L’Encyclopédie/1re édition/PLANTAGENETE

PLANTAGENETE, (Hist. anc.) est un surnom qui a été donné à plusieurs anciens rois d’Angleterre, Voyez Surnom, &c.

Ce mot a fort embarrassé les critiques & les antiquaires, qui n’ont jamais pu en trouver l’origine & l’étymologie. Tout le monde convient qu’il fut donné d’abord à la maison d’Anjou, que le premier roi d’Angleterre qui le porta fut Henri II. & qu’il passa de ce roi à sa postérité jusqu’à Henri VII. pendant l’espace de plus de quatre cens ans ; mais on n’est point d’accord sur celui qui a le premier porté ce nom. Plusieurs auteurs anglois croient que Henri II. l’hérita de son pere Geoffroy V. comte d’Anjou, fils de Foulques V, roi de Jérusalem, qui mourut en 1144 ; ces auteurs prétendent que Geoffroy est le premier à qui on a donné ce nom, & que Henri II. sorti de Geoffroy par Maud, fille unique de Henri I. est le second qui l’ait porté.

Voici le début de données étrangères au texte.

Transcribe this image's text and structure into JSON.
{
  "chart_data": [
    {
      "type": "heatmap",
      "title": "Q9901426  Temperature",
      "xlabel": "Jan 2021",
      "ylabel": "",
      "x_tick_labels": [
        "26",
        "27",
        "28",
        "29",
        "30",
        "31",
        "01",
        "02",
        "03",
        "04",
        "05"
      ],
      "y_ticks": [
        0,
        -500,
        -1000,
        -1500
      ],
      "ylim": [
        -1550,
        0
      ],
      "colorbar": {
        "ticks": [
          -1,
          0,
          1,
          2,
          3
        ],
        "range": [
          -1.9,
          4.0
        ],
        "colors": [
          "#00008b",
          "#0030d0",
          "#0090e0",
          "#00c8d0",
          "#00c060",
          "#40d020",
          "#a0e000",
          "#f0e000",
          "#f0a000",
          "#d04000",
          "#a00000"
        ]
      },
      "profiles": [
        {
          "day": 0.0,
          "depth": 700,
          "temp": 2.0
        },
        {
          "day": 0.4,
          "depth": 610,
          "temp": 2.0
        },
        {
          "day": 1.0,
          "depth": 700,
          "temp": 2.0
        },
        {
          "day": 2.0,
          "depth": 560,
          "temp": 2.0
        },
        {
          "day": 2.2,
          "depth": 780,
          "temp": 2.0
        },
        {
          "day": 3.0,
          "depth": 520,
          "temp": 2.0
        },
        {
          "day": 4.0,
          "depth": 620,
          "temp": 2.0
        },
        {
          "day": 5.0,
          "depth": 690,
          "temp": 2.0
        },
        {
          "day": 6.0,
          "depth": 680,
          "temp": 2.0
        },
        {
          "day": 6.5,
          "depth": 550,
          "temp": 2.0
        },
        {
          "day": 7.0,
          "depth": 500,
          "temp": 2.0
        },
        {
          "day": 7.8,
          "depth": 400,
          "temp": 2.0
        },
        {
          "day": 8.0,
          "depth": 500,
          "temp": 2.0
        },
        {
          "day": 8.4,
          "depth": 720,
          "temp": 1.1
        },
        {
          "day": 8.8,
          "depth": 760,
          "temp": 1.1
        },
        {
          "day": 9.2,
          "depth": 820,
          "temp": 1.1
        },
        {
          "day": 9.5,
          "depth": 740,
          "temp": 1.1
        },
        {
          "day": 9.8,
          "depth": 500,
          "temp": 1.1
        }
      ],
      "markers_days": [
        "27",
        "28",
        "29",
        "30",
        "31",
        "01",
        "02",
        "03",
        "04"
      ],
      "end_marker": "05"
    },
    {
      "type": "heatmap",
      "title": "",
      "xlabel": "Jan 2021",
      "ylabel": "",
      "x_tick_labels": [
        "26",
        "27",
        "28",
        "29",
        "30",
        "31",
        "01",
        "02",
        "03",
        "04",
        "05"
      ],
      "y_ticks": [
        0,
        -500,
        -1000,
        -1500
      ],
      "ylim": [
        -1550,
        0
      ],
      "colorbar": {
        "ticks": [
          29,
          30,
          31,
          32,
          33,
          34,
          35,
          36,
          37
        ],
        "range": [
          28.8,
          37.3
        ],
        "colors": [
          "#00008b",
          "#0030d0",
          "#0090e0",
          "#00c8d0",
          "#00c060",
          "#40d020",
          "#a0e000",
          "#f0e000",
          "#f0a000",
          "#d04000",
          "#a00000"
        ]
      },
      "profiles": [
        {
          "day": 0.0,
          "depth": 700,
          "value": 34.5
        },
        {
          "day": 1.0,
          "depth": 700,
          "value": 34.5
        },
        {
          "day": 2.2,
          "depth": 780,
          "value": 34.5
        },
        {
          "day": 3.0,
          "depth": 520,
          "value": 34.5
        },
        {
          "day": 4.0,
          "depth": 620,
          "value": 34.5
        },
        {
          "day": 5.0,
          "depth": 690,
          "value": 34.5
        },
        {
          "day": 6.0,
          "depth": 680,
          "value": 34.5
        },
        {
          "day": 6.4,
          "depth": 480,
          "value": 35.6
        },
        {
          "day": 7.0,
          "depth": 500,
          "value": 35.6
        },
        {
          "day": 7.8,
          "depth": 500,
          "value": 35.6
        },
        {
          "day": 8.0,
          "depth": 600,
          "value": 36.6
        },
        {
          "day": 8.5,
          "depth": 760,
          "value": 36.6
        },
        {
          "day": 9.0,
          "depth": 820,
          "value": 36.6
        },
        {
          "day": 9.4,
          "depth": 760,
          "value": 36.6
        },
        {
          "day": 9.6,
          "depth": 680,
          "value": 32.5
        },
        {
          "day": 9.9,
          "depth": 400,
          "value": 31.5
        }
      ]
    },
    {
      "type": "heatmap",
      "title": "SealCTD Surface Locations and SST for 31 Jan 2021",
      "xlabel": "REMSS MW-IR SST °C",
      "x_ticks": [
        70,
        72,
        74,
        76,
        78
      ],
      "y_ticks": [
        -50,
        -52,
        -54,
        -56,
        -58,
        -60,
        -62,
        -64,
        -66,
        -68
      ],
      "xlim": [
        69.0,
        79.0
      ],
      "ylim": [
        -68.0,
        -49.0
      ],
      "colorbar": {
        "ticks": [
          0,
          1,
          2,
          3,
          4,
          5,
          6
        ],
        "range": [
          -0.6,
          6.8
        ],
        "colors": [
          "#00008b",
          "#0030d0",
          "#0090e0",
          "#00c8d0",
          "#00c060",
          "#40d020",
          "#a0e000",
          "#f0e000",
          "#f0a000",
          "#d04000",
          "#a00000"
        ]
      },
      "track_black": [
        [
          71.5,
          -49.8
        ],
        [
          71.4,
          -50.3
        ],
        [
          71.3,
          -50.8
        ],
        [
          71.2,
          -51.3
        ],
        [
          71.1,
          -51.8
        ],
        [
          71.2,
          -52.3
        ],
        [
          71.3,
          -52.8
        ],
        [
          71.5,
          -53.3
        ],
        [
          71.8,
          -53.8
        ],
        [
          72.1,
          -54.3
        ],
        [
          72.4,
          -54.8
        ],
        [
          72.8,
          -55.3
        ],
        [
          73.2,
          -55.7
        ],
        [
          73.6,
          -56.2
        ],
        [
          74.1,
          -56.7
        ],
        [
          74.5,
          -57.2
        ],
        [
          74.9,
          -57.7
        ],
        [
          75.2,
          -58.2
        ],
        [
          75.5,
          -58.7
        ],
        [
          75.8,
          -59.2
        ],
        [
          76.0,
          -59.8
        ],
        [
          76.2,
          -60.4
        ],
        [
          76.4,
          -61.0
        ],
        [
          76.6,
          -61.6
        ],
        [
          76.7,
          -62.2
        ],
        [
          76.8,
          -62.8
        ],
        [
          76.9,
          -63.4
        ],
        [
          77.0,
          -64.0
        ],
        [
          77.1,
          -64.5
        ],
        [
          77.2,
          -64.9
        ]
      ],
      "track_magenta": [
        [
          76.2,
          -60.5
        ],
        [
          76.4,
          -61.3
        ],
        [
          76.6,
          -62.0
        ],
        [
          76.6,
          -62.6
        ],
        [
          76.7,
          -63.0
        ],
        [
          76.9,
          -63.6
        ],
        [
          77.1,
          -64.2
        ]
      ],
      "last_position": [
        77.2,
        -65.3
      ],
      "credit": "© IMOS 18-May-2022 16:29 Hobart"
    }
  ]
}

Cependant Ménage soutient que Geoffroy n’a jamais eu le nom de Plantagenete ; & en effet, Jean de Bourdigné, l’ancien annaliste d’Anjou, ne l’appelle jamais ainsi ; Ménage ajoute que le premier à qui on a donné ce nom, est Geoffroy, troisieme fils de Geoffroy V ; néanmoins ce nom doit être plus ancien qu’aucun de ces princes, si ce que dit Skinner de son origine & de son étymologie, est vrai. Cet auteur raconte que la maison d’Anjou reçut ce nom d’un de ces princes, qui ayant tué son frere, pour s’emparer de ses états, s’en repentit, & fit un voyage à la Terre-Sainte pour expier son crime ; que là il se donnoit la discipline toutes les nuits, avec une verge faite de la plante appellée genêt ; ce qui le fit appeller Plantagenete.

Il est certain que notre Geoffroy fit le voyage de Jérusalem, mais il n’avoit point alors tué son frere : de plus, il ne fit point ce voyage par pénitence, mais seulement pour aller au secours de son frere Amaury : quel peut donc être ce prince de la maison d’Anjou ? Seroit-ce Foulques IV ? il est vrai que ce prince détrôna Geoffroy, son frere aîné, & le mit en prison, mais il ne le fit pas mourir : de plus, comme le rapporte Bourdigné, Geoffroy fut tiré de prison par Geoffroy V, son fils, dont nous avons déja parlé.

Il est vrai que ce Foulques fit le voyage de Jérusalem, en partie dans des vûes de pénitence ; mais Bourdigné assure que ce fut par la crainte des jugemens de Dieu & de la damnation éternelle, pour la quantité de sang chrétien qu’il avoit répandu dans ces batailles. Cet historien ajoute que Foulques fit un second voyage à Jérusalem, mais qu’il y retourna pour remercier Dieu de ses graces : de plus, ce Foulques ne fut jamais appellé Plantagenete ; ainsi le recit de Skinner paroît être une fable.

Il y a encore une autre opinion, qui, quoique commune, n’est guere mieux fondée : on croit ordinairement que tous les princes de la maison d’Anjou, depuis Geoffroy V, ont eu le nom de Plantagenete, au lieu que ce nom n’a été porté que par très-peu de ces princes, qu’il servoit à distinguer des autres. Bourdigné ne le donne jamais qu’au troisieme fils de Geoffroy V, & le distingue par ce surnom des autres princes de la même famille ; cependant il est certain que ce nom fut aussi donné à Henri II, roi d’Angleterre, son frere aîné.